Polyphenols were extracted with methanol and detected using a HPLC-LC Module I plus (Waters Corporation, Milford, Massachusetts, USA) system equipped with a Waters Symmetry C 18 Column, W486 Tunable Absorbance Detector as UV detector and a W715 Ultra Wisp autoinjector. Quantification was performed by integration of peak areas, with reference to calibrations done while using known amounts of pure compounds. The gradient profile was formed using solvent A (Water plus 0. 1% trifluoracetic acid) and solvent B (Acetonitrile plus 0. 1% trifluoracetic acid) in the following program: the initial proportion of B (20%) remained for the first six minutes, increased from 20% to 30% over the next 4 min, increased to 40% over the next 30 min, increased to 60% over the next 5 min, increased to 100% over the next 5 min, returned to the initial conditions over the next 3 min and finally remained at the initial conditions for five minutes. The flow rate was 1.2 ml/min, and the column temperature was 30°C.

RESULTS AND CONCLUSIONS

The analyses revealed the same results for plastic films coated with gelatin and cellulose nanocrystals: no significant degradation of polyphenols occurred when propolis was loaded as coating on commercial plastic films (PET) and stored in air and in 100% nitrogen conditions for 45 days in darkness at room temperature (Table 1). In the case of commercial paper coated with propolis (Table 1) there was found a degradation of 50% of polyphenols. The correlation between the concentration of polyphenols that remain stable and the antioxidant activity (evaluated by means of a linear regression) (Fig. 1) resulted in good linearity with a R2 coefficient higher than 0.92. Therefore, it can be stated that polyphenols are responsible for the antioxidant activity of this coating with propolis. Moreover, no differences in losses between samples stored in air and in 100% nitrogen conditions (Table 1) apparently indicate that the oxygen is not the primary factor of polyphenols degradation for these active materials.

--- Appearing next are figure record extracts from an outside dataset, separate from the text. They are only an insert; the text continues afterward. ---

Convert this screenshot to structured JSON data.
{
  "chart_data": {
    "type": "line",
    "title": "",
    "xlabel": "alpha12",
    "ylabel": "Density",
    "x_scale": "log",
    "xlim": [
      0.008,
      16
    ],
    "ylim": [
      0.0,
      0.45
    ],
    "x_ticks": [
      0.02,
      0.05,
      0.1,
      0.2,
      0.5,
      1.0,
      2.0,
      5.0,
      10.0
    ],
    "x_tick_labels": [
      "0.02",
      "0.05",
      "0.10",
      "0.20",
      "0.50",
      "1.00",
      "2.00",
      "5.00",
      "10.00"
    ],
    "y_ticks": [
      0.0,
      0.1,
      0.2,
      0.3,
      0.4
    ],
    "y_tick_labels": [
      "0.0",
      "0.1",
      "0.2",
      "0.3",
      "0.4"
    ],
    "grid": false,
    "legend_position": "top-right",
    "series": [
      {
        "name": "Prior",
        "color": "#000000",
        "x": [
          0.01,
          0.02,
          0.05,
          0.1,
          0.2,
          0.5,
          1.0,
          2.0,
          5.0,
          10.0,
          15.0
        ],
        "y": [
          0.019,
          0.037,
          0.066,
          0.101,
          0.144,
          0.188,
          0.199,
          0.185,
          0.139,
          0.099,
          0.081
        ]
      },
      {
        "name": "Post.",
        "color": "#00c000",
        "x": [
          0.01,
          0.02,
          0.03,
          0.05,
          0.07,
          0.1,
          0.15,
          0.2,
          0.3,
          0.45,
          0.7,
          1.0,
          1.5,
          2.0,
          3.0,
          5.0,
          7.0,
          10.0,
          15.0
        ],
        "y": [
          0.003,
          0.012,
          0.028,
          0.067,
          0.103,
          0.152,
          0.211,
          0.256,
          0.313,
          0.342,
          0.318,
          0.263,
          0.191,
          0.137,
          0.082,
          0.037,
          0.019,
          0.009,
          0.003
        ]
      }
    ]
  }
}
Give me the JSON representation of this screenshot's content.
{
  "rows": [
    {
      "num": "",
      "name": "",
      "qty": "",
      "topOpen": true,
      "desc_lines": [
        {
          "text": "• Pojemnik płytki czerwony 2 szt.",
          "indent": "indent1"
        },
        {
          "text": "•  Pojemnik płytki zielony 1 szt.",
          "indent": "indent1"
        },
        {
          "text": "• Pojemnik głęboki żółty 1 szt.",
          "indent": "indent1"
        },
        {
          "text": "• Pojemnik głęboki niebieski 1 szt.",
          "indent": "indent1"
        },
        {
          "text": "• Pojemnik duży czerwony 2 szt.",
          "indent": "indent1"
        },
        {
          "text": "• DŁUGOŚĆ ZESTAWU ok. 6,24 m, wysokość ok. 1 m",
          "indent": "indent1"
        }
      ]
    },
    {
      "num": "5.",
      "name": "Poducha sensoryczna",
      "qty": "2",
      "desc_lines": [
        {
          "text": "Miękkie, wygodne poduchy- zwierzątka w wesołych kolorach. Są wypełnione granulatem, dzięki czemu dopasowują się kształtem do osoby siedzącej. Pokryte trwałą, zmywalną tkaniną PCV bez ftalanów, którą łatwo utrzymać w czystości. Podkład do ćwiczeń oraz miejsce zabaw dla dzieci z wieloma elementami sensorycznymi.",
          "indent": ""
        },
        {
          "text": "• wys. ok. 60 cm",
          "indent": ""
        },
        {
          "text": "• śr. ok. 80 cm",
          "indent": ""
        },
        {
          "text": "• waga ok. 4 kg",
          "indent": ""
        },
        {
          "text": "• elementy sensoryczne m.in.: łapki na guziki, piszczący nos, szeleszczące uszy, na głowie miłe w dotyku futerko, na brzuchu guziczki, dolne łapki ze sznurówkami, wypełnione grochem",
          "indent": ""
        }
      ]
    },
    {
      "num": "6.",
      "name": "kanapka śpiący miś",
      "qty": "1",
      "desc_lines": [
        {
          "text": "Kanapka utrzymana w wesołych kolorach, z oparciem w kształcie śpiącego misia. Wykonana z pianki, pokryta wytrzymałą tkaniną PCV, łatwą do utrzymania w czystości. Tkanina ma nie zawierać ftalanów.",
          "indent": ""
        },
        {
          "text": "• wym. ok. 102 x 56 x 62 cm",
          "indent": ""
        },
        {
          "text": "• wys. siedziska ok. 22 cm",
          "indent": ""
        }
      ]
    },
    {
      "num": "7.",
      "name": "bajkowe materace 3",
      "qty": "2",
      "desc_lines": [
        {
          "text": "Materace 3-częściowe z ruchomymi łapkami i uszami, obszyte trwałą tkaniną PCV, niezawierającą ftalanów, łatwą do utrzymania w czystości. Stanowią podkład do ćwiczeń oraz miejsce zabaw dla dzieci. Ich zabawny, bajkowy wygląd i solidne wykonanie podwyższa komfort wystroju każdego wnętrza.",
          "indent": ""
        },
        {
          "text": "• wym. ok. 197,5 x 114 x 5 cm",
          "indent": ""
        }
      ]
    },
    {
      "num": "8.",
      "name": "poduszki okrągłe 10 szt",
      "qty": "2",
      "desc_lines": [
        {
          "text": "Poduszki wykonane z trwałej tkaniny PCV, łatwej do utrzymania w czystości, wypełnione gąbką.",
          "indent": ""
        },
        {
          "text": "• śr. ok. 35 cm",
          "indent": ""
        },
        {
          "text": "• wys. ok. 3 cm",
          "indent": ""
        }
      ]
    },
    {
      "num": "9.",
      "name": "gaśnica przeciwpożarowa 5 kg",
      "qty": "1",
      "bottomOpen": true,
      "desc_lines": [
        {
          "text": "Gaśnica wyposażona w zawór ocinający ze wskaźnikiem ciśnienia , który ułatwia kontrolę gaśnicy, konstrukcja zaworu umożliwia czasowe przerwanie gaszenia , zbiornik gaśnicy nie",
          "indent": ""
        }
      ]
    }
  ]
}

These results confirm that propolis can be used successfully in a coating of gelatin or cellulose nanocrystals onto plastic films, whereas coating of propolis directly on cellulosic materials is not suitable as a packaging material because of lack of stability of the polyphenols fraction. In fact, in PET coatings there were no significant losses of polyphenols, while in paper coating samples high degradation of polyphenols occurred. The main reason could lie in the interaction between polyphenols and the chemical compounds of the paper sheets.